Q. Can I drink alcoholic beverages while taking Prozac?
A. Before you consider drinking any alcoholic beverage, please make sure that you discuss it with your doctor.
You should not take Prozac at the same time as or within 2 weeks of stopping medications known as MAO inhibitors. And don't take MAO inhibitors for at least 5 weeks after stopping Prozac.
Q. I have diabetes. Is there anything I should know about Prozac?
A. If you have diabetes, you should be aware that Prozac may alter glycemic control. In other words, your blood sugar levels may decrease while taking Prozac and may increase again when you stop taking Prozac.

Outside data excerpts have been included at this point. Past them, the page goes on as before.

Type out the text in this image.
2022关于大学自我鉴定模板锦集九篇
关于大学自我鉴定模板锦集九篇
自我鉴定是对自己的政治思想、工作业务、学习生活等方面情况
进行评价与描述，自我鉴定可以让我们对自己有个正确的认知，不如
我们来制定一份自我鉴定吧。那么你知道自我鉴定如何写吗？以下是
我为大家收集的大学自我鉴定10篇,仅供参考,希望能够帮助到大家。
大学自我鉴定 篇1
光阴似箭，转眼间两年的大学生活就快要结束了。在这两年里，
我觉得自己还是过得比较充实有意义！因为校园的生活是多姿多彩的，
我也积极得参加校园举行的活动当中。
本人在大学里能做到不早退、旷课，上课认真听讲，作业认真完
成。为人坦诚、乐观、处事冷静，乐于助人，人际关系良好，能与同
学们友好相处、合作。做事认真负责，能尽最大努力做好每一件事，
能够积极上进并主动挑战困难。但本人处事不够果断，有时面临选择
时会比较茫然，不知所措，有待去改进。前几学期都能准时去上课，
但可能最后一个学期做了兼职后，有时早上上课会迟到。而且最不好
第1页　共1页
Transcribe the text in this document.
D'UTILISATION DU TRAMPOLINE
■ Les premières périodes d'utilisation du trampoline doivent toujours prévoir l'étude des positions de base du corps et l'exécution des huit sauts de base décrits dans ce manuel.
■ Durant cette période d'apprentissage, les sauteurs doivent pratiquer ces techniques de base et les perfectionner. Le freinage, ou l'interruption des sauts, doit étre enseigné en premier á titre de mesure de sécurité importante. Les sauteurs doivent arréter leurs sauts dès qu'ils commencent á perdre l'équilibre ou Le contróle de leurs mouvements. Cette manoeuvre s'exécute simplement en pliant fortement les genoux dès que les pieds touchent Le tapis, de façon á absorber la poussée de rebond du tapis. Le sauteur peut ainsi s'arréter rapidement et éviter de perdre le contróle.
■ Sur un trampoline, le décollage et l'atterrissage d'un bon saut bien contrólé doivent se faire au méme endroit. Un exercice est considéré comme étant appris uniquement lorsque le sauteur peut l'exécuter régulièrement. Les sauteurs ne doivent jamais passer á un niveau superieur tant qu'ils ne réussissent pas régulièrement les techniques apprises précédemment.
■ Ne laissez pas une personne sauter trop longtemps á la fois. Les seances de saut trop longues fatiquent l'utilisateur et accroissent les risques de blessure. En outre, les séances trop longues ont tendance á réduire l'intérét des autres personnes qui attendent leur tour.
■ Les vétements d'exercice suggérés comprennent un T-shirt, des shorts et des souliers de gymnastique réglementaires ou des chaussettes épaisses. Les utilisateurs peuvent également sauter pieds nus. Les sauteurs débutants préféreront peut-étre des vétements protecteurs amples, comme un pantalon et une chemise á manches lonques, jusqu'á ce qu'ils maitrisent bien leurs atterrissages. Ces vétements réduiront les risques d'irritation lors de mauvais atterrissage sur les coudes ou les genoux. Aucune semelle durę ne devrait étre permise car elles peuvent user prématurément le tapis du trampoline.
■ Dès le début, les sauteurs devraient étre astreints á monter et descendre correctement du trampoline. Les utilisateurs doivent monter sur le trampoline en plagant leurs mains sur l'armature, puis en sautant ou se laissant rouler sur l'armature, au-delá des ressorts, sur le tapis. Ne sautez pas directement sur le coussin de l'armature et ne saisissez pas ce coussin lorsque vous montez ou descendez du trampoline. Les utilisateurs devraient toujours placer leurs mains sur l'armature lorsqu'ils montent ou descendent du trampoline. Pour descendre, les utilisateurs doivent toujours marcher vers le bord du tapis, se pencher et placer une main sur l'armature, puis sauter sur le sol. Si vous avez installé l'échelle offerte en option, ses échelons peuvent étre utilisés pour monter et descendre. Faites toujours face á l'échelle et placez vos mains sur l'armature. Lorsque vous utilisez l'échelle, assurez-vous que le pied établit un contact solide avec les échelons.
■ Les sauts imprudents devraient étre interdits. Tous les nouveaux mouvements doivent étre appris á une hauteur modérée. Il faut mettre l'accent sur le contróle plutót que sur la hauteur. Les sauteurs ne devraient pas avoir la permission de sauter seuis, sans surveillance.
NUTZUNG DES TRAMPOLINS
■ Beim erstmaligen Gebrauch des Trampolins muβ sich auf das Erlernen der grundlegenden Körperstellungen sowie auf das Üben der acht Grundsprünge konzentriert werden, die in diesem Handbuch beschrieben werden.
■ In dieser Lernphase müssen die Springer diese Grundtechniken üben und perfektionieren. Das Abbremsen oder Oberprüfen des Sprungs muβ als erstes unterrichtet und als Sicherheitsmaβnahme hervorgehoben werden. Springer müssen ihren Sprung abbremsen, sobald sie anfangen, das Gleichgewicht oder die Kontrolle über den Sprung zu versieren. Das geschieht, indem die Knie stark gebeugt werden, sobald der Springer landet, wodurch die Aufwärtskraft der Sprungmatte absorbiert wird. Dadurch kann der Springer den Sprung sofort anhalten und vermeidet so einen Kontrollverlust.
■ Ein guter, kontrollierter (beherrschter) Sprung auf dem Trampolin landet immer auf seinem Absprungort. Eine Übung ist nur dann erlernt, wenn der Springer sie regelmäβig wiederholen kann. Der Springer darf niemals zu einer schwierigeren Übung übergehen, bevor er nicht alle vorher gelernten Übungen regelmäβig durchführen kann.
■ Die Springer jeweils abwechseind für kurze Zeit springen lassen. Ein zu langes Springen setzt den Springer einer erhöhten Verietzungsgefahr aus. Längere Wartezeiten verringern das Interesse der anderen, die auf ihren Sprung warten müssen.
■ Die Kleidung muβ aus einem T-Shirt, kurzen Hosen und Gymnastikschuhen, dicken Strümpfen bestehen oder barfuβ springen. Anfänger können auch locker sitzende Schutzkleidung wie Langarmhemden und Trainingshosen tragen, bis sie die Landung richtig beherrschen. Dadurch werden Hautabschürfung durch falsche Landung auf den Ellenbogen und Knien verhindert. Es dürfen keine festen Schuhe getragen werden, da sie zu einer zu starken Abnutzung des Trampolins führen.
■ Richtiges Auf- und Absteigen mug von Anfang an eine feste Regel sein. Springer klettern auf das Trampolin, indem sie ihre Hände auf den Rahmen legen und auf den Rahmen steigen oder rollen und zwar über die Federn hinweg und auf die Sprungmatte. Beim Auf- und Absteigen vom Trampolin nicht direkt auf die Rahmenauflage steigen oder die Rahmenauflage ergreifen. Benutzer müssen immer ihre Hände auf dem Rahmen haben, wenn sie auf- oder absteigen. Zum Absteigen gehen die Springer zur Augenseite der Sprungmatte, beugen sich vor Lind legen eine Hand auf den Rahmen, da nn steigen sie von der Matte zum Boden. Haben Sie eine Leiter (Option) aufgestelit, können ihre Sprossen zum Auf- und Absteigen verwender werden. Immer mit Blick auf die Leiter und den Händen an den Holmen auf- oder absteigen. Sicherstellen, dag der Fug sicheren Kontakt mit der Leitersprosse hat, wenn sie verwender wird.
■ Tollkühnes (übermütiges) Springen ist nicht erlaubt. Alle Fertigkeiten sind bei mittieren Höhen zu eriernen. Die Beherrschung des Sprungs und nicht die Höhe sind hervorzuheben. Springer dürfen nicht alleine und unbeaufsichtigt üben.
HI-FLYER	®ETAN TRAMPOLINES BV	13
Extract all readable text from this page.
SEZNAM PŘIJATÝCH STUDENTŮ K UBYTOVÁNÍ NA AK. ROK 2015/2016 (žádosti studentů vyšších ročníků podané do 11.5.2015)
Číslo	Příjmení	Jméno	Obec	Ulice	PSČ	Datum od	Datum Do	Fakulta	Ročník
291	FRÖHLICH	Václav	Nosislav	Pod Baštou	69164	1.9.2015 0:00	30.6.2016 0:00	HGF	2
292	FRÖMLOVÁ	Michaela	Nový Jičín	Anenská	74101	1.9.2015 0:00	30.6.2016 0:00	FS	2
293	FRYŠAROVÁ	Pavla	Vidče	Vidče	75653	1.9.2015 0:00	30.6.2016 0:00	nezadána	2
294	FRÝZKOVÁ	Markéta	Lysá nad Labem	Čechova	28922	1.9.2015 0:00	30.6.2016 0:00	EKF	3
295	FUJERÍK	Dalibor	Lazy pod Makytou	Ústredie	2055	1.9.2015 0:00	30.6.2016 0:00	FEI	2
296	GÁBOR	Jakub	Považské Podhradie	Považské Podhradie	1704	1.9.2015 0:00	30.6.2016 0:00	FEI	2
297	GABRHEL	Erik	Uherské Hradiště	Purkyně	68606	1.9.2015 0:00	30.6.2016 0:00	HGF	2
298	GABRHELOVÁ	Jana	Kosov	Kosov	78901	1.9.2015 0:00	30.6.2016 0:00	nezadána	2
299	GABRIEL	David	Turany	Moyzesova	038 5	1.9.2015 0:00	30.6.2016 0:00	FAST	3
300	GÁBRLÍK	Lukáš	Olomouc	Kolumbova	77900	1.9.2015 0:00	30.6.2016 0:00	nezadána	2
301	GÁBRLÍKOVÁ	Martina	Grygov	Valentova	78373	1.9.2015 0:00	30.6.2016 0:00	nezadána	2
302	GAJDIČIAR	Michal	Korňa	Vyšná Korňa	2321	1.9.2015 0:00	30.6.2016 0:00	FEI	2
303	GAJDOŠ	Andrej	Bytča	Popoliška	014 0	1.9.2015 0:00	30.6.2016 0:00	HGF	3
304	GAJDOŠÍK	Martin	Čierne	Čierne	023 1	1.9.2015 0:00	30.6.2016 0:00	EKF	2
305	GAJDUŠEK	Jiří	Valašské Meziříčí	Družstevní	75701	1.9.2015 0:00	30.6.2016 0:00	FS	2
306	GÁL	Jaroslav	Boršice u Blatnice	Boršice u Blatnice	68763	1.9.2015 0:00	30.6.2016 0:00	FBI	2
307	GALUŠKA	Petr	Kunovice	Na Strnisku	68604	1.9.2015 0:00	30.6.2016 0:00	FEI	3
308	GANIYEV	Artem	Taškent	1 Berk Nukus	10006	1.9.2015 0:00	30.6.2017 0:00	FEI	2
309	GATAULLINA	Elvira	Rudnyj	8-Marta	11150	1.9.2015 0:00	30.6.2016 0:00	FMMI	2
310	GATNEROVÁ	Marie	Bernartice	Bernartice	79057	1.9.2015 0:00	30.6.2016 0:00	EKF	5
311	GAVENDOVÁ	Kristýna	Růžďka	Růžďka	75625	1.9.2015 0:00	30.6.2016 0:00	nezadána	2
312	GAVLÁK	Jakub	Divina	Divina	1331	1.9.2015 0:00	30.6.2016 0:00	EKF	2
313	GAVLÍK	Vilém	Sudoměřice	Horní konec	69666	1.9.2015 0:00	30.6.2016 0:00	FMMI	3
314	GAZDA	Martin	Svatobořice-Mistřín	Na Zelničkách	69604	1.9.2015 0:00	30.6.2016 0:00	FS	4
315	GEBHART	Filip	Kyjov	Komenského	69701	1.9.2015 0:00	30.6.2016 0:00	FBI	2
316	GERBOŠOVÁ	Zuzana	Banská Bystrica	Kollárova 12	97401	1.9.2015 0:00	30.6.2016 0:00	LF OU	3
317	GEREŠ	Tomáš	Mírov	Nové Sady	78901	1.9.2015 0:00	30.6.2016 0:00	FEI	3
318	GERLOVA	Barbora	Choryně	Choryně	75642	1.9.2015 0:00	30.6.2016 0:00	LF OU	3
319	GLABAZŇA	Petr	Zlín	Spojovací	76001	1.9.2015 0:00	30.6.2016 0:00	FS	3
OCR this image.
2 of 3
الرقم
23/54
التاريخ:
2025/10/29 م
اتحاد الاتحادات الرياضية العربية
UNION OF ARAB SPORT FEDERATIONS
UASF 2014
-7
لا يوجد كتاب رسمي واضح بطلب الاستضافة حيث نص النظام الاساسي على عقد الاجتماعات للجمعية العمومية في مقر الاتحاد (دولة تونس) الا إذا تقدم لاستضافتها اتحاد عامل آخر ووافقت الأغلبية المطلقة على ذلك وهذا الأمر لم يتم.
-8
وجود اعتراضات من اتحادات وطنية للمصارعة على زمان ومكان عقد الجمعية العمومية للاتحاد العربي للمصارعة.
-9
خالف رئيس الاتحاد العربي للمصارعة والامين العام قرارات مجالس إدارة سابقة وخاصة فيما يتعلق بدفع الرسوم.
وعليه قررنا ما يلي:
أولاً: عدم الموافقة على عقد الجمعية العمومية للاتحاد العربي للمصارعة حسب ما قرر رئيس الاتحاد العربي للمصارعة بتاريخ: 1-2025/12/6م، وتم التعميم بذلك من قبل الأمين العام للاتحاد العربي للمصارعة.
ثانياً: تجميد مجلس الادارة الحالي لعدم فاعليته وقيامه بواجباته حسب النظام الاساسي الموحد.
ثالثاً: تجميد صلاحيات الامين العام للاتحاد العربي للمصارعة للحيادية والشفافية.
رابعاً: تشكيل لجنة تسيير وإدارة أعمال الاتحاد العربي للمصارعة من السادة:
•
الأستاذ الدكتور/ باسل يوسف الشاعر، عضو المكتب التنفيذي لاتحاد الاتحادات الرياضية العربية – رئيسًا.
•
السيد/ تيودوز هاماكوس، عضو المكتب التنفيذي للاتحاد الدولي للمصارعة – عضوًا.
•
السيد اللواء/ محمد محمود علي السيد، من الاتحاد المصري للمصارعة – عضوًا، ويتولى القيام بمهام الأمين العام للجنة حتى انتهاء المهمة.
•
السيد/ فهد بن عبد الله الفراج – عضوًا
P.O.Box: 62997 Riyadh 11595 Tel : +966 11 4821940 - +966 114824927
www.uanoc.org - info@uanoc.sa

As with many other types of medication, the dose of insulin and/or oral hypoglycemic medications may need to be adjusted when therapy with Prozac is started or stopped.
If you have diabetes and are taking Prozac, make sure you tell your doctor or endocrinologist if you notice any changes in your blood sugar levels, or if you stop taking Prozac for any reason.
Q. Can I take Prozac during pregnancy?
A. While more is known about the effects of Prozac during pregnancy than any other antidepressant, Prozac should be used during pregnancy only if the potential benefit to the mother justifies the potential risk to the fetus. If you think you are pregnant or are planning to become pregnant, please tell your doctor or OB/GYN you are taking Prozac, since they will be your best source of information on this topic.
Q. What are the most common side effects associated with Prozac?
A. While not everyone taking Prozac experiences side effects, the side effects that people taking Prozac experience most include nausea, difficulty sleeping, drowsiness, anxiety, nervousness, weakness, loss of appetite, tremors, dry mouth, sweating, decreased sex drive, impotence, and/or yawning. These tend to be mild and usually go away within a few weeks of starting treatment. These side effects generally aren't serious enough to cause most people to stop taking Prozac.
However, if you are concerned about a possible side effect, or if you develop a rash, tell your doctor right away.